Trish Costello Harnesses Power of Women Investors

Women Investors
Women Investors

Trish Costello is on a mission to harness the financial power of women. The 68-year-old entrepreneur founded Portfolia, a women-focused investment platform that fuels health care innovations aimed at improving women’s lives. Growing up in rural Kansas, Costello and her siblings were taught to reframe needs as opportunities.

“There isn’t a time I can remember when I didn’t believe that if I came up with a good idea, I could make it happen,” she said. Last year, $178 billion was invested in venture capital. However, the funding gap between male-led and female-led ventures has persisted for decades.

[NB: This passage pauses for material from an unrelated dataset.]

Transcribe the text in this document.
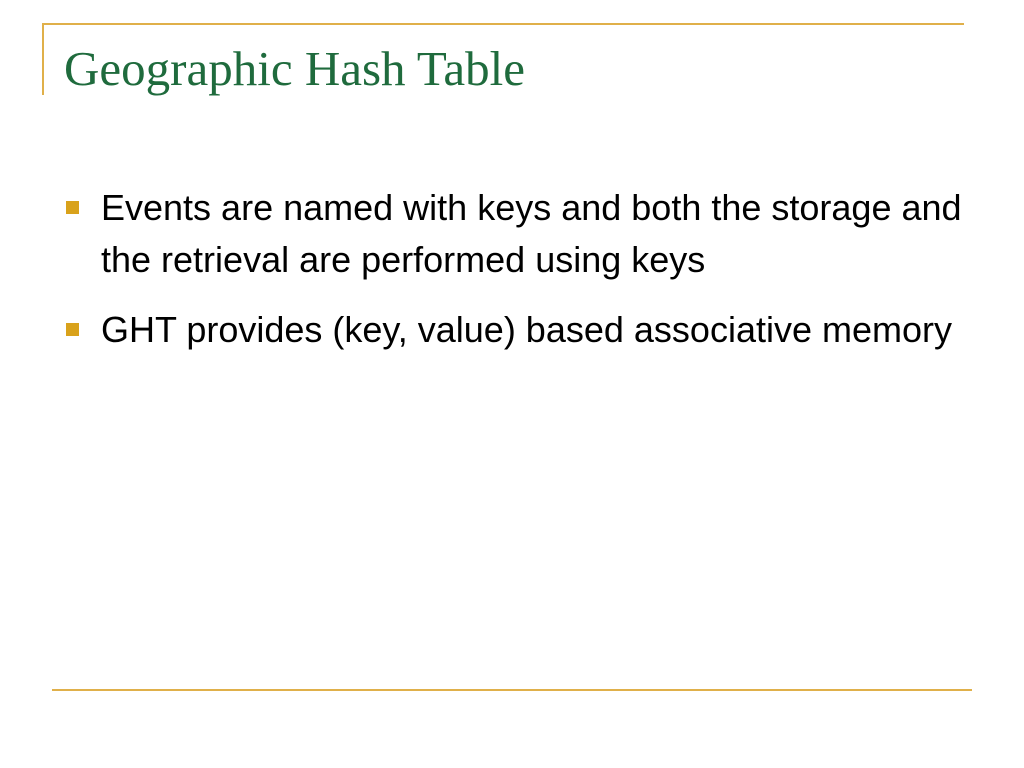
Geographic Hash Table
Events are named with keys and both the storage and the retrieval are performed using keys
GHT provides (key, value) based associative memory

This imbalance motivated Costello to start Portfolia, one of the first venture firms in the U.S. to focus on women’s health. At the time, only six percent of decision makers at venture capital firms were women. Costello was part of a small team that founded the Center for Entrepreneurial Leadership in Kansas City in 1994.

She launched and led a training program for leaders in venture capital for many years. The venture capitalists she knew, mostly men, wouldn’t consider backing companies focused on problems like infertility or hot flashes. But Costello recognized the market potential and was right.

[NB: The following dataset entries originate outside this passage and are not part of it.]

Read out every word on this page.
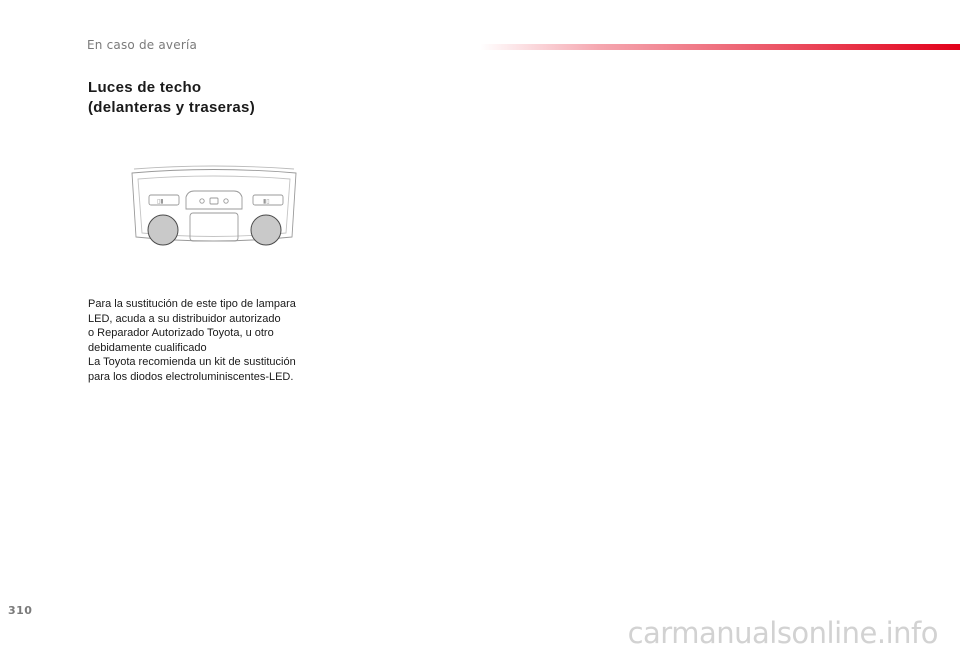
En caso de avería
Luces de techo
(delanteras y traseras)
▯▮	▮▯
Para la sustitución de este tipo de lampara
LED, acuda a su distribuidor autorizado
o Reparador Autorizado Toyota, u otro
debidamente cualificado
La Toyota recomienda un kit de sustitución
para los diodos electroluminiscentes-LED.
310
carmanualsonline.info
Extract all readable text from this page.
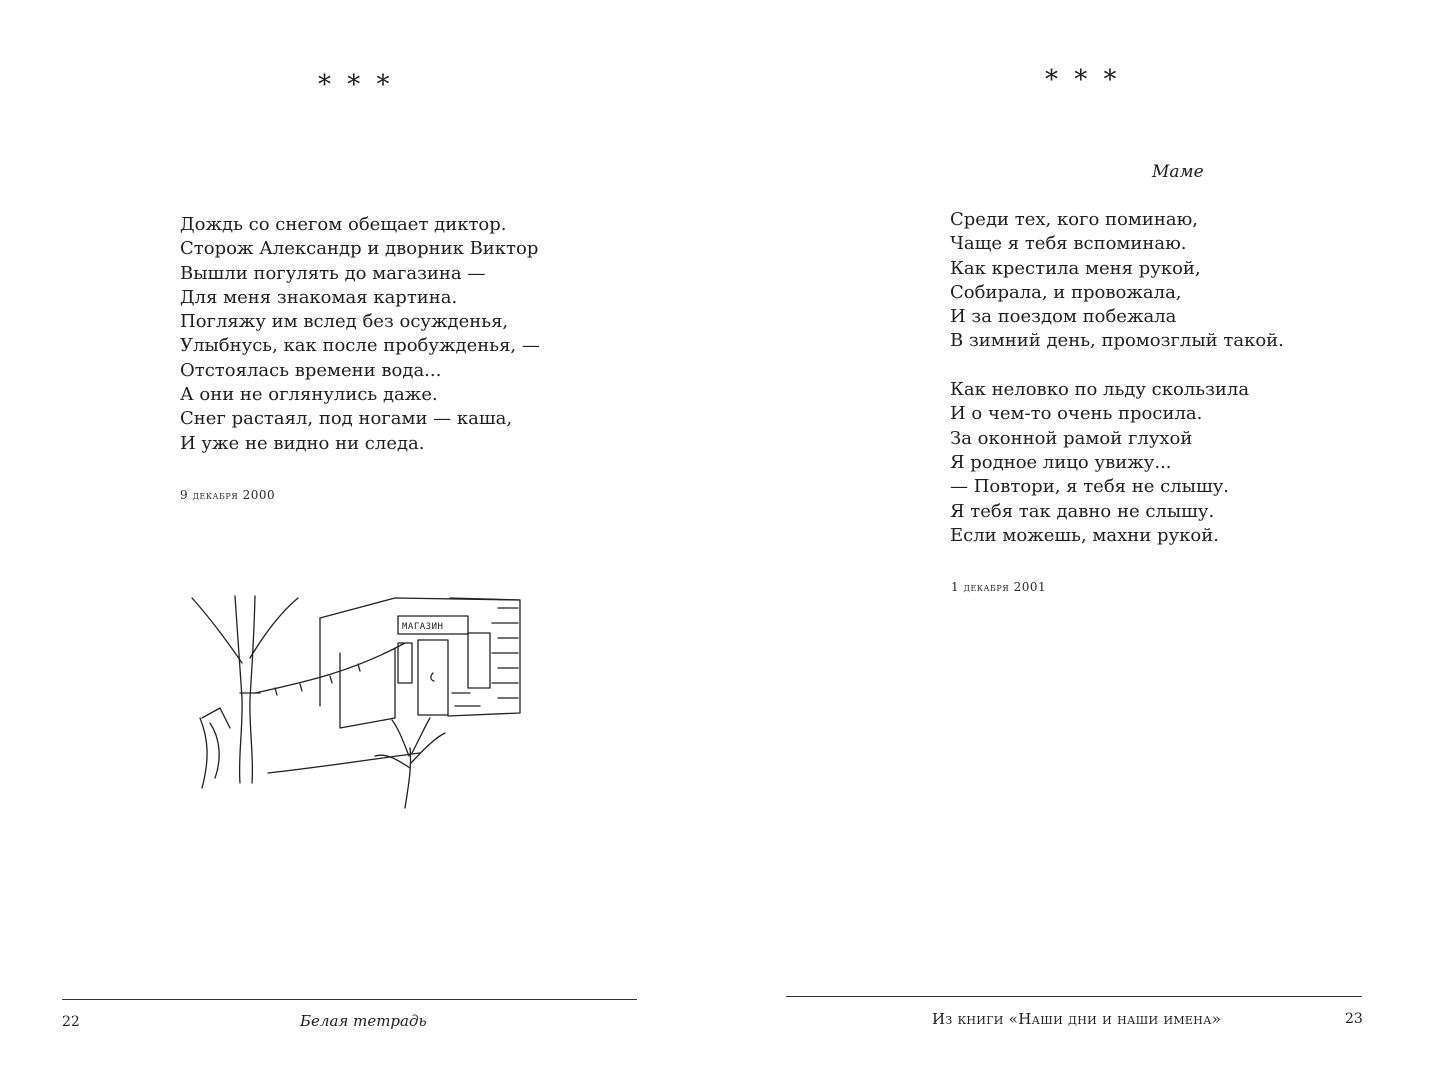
* * *
Дождь со снегом обещает диктор.
Сторож Александр и дворник Виктор
Вышли погулять до магазина —
Для меня знакомая картина.
Погляжу им вслед без осужденья,
Улыбнусь, как после пробужденья, —
Отстоялась времени вода...
А они не оглянулись даже.
Снег растаял, под ногами — каша,
И уже не видно ни следа.
9 декабря 2000
МАГАЗИН
22	Белая тетрадь
* * *
Маме
Среди тех, кого поминаю,
Чаще я тебя вспоминаю.
Как крестила меня рукой,
Собирала, и провожала,
И за поездом побежала
В зимний день, промозглый такой.
Как неловко по льду скользила
И о чем-то очень просила.
За оконной рамой глухой
Я родное лицо увижу...
— Повтори, я тебя не слышу.
Я тебя так давно не слышу.
Если можешь, махни рукой.
1 декабря 2001
Из книги «Наши дни и наши имена»	23
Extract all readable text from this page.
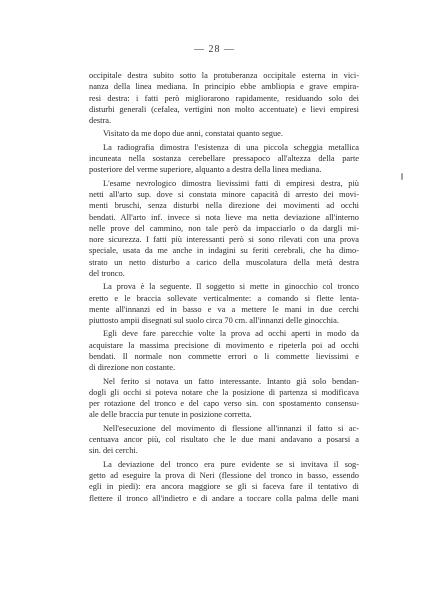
— 28 —
occipitale destra subito sotto la protuberanza occipitale esterna in vici-
nanza della linea mediana. In principio ebbe ambliopia e grave empira-
resi destra: i fatti però migliorarono rapidamente, residuando solo dei
disturbi generali (cefalea, vertigini non molto accentuate) e lievi empiresi
destra.
Visitato da me dopo due anni, constatai quanto segue.
La radiografia dimostra l'esistenza di una piccola scheggia metallica
incuneata nella sostanza cerebellare pressapoco all'altezza della parte
posteriore del verme superiore, alquanto a destra della linea mediana.
L'esame nevrologico dimostra lievissimi fatti di empiresi destra, più
netti all'arto sup. dove si constata minore capacità di arresto dei movi-
menti bruschi, senza disturbi nella direzione dei movimenti ad occhi
bendati. All'arto inf. invece si nota lieve ma netta deviazione all'interno
nelle prove del cammino, non tale però da impacciarlo o da dargli mi-
nore sicurezza. I fatti più interessanti però si sono rilevati con una prova
speciale, usata da me anche in indagini su feriti cerebrali, che ha dimo-
strato un netto disturbo a carico della muscolatura della metà destra
del tronco.
La prova è la seguente. Il soggetto si mette in ginocchio col tronco
eretto e le braccia sollevate verticalmente: a comando si flette lenta-
mente all'innanzi ed in basso e va a mettere le mani in due cerchi
piuttosto ampii disegnati sul suolo circa 70 cm. all'innanzi delle ginocchia.
Egli deve fare parecchie volte la prova ad occhi aperti in modo da
acquistare la massima precisione di movimento e ripeterla poi ad occhi
bendati. Il normale non commette errori o li commette lievissimi e
di direzione non costante.
Nel ferito si notava un fatto interessante. Intanto già solo bendan-
dogli gli occhi si poteva notare che la posizione di partenza si modificava
per rotazione del tronco e del capo verso sin. con spostamento consensu-
ale delle braccia pur tenute in posizione corretta.
Nell'esecuzione del movimento di flessione all'innanzi il fatto si ac-
centuava ancor più, col risultato che le due mani andavano a posarsi a
sin. dei cerchi.
La deviazione del tronco era pure evidente se si invitava il sog-
getto ad eseguire la prova di Neri (flessione del tronco in basso, essendo
egli in piedi): era ancora maggiore se gli si faceva fare il tentativo di
flettere il tronco all'indietro e di andare a toccare colla palma delle mani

Women-driven investing advances health sector

From 2018 to 2023, investment in companies supporting women’s health, many of them women-led, significantly increased. Portfolia has 14 funds that invest in companies with a largely female target market in categories ranging from active aging to longevity to femtech.

90 percent of its investors are women. The firm has made 185 investments valued at more than $65 million in 118 companies. Nearly 70 percent of those are women-led ventures.

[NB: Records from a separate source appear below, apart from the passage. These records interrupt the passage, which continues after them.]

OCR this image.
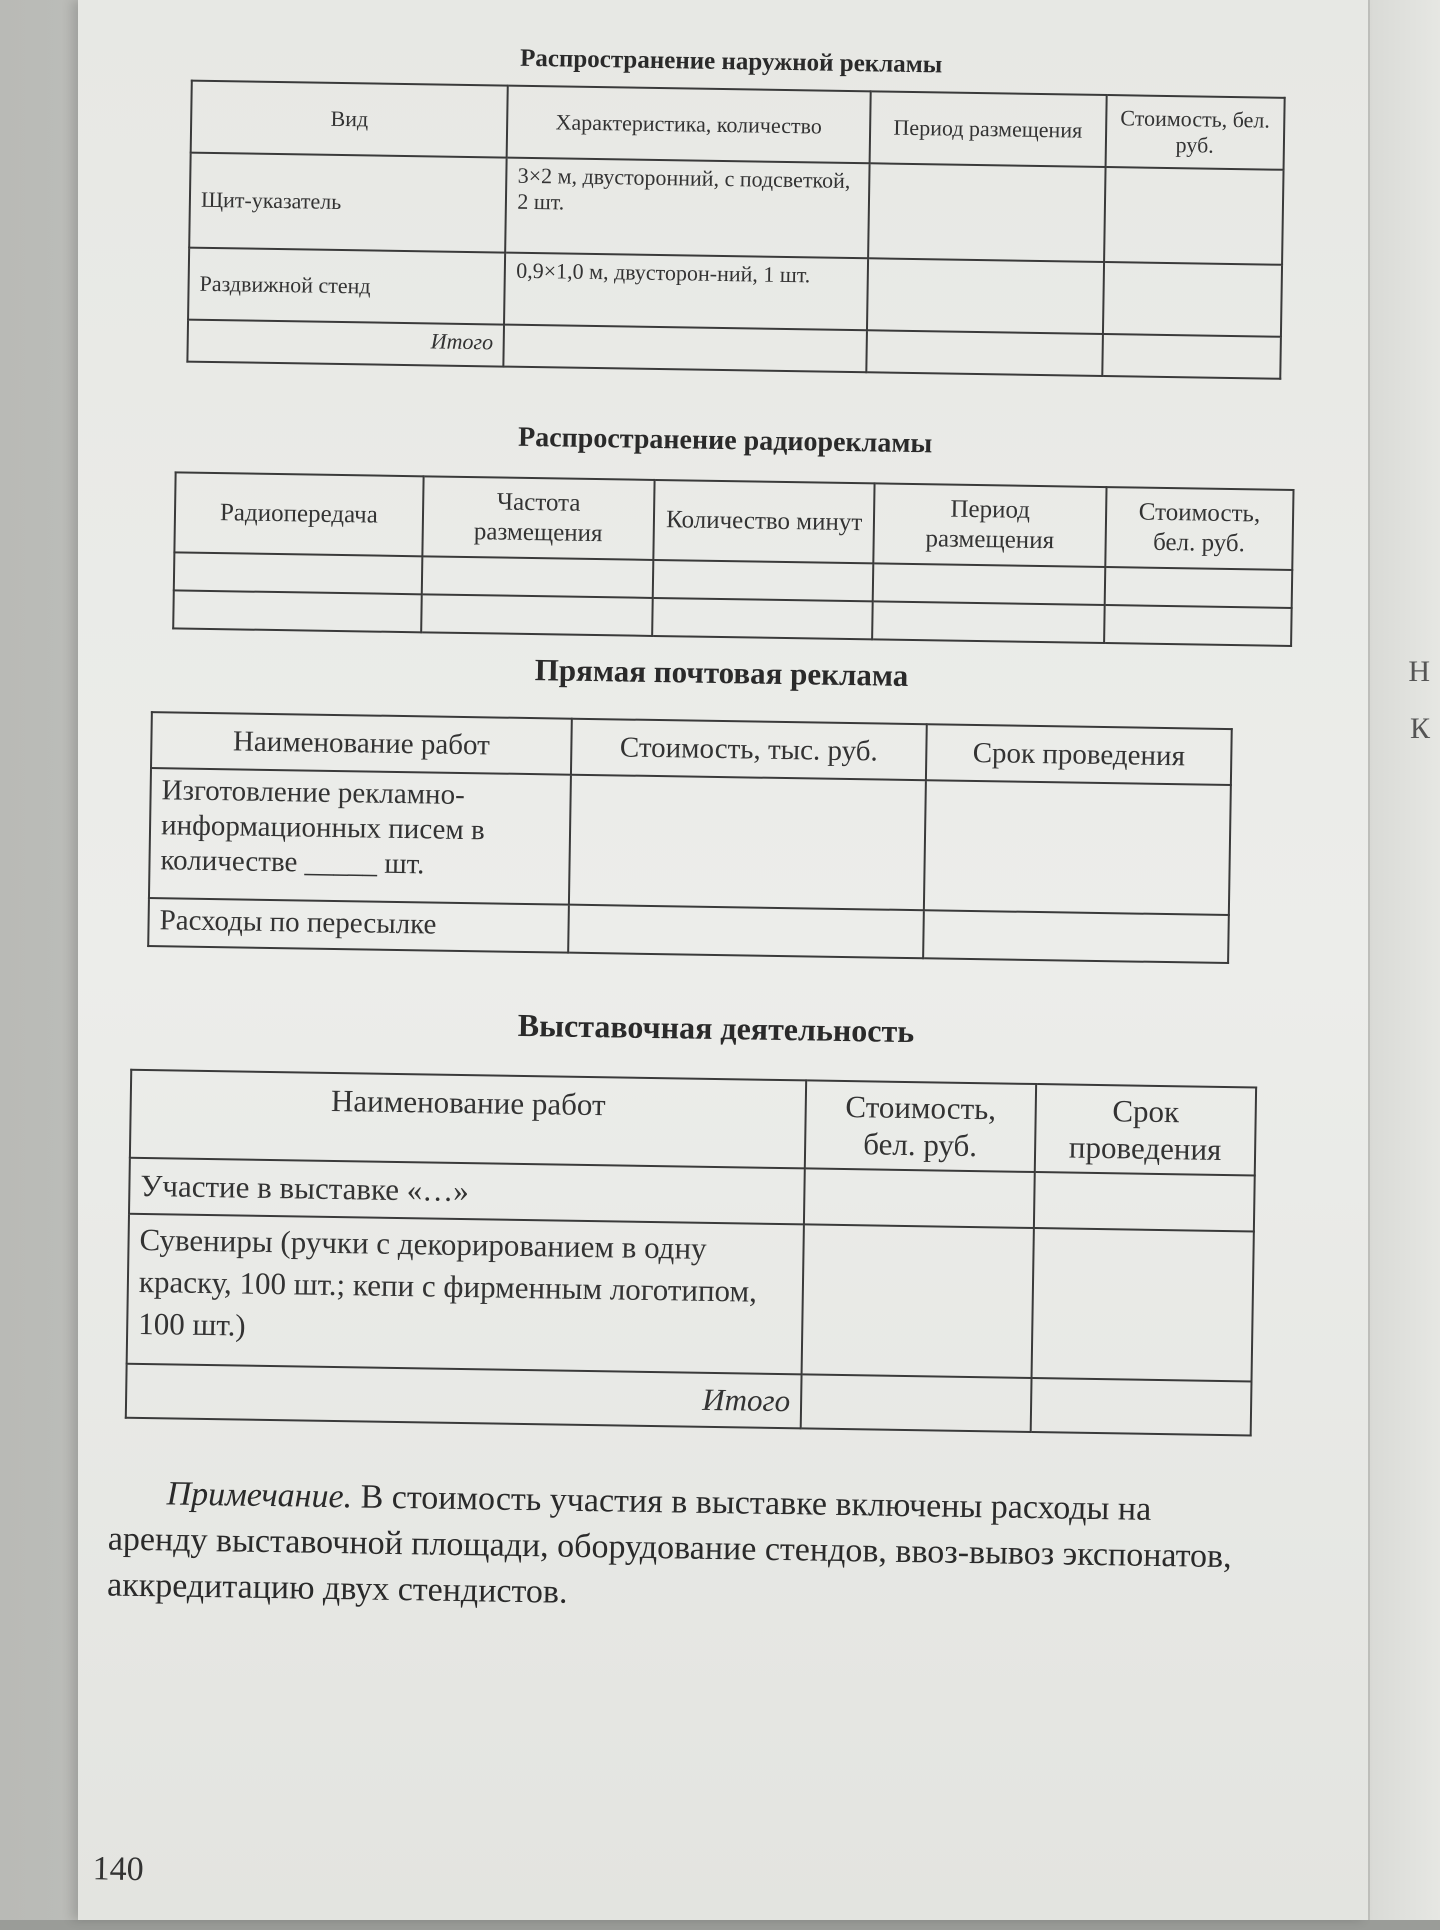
Н
К
Распространение наружной рекламы
Вид	Характеристика, количество	Период размещения	Стоимость, бел. руб.
Щит-указатель	3×2 м, двусторонний, с подсветкой, 2 шт.		
Раздвижной стенд	0,9×1,0 м, двусторон-ний, 1 шт.		
Итого			
Распространение радиорекламы
Радиопередача	Частота размещения	Количество минут	Период размещения	Стоимость, бел. руб.

Прямая почтовая реклама
Наименование работ	Стоимость, тыс. руб.	Срок проведения
Изготовление рекламно-информационных писем в количестве _____ шт.		
Расходы по пересылке		
Выставочная деятельность
Наименование работ	Стоимость, бел. руб.	Срок проведения
Участие в выставке «…»		
Сувениры (ручки с декорированием в одну краску, 100 шт.; кепи с фирменным логотипом, 100 шт.)		
Итого		

Примечание. В стоимость участия в выставке включены расходы на аренду выставочной площади, оборудование стендов, ввоз-вывоз экспонатов, аккредитацию двух стендистов.

140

“I have always been interested in money as fuel for innovation,” Costello stated. “Startup investing is about being able to identify the most promising opportunities and get the fuel in at the right time.

When Costello left Kauffman Fellows, she felt they had made a real shift to more women in venture capital investing. She had been doing some angel investing on her own and saw the market for women’s health emerging.

“It felt like no one else was seeing the opportunity,” she said. Costello recalls presenting two deals to V.C.s, companies focused on menopause. “One guy said, ‘There’s no way my partners are going to do a menopause deal.’ Back then, talking about anything related to women’s health wasn’t done.

But I saw a lot of potential in these markets where women were the key customers, influencers, and entrepreneurs.”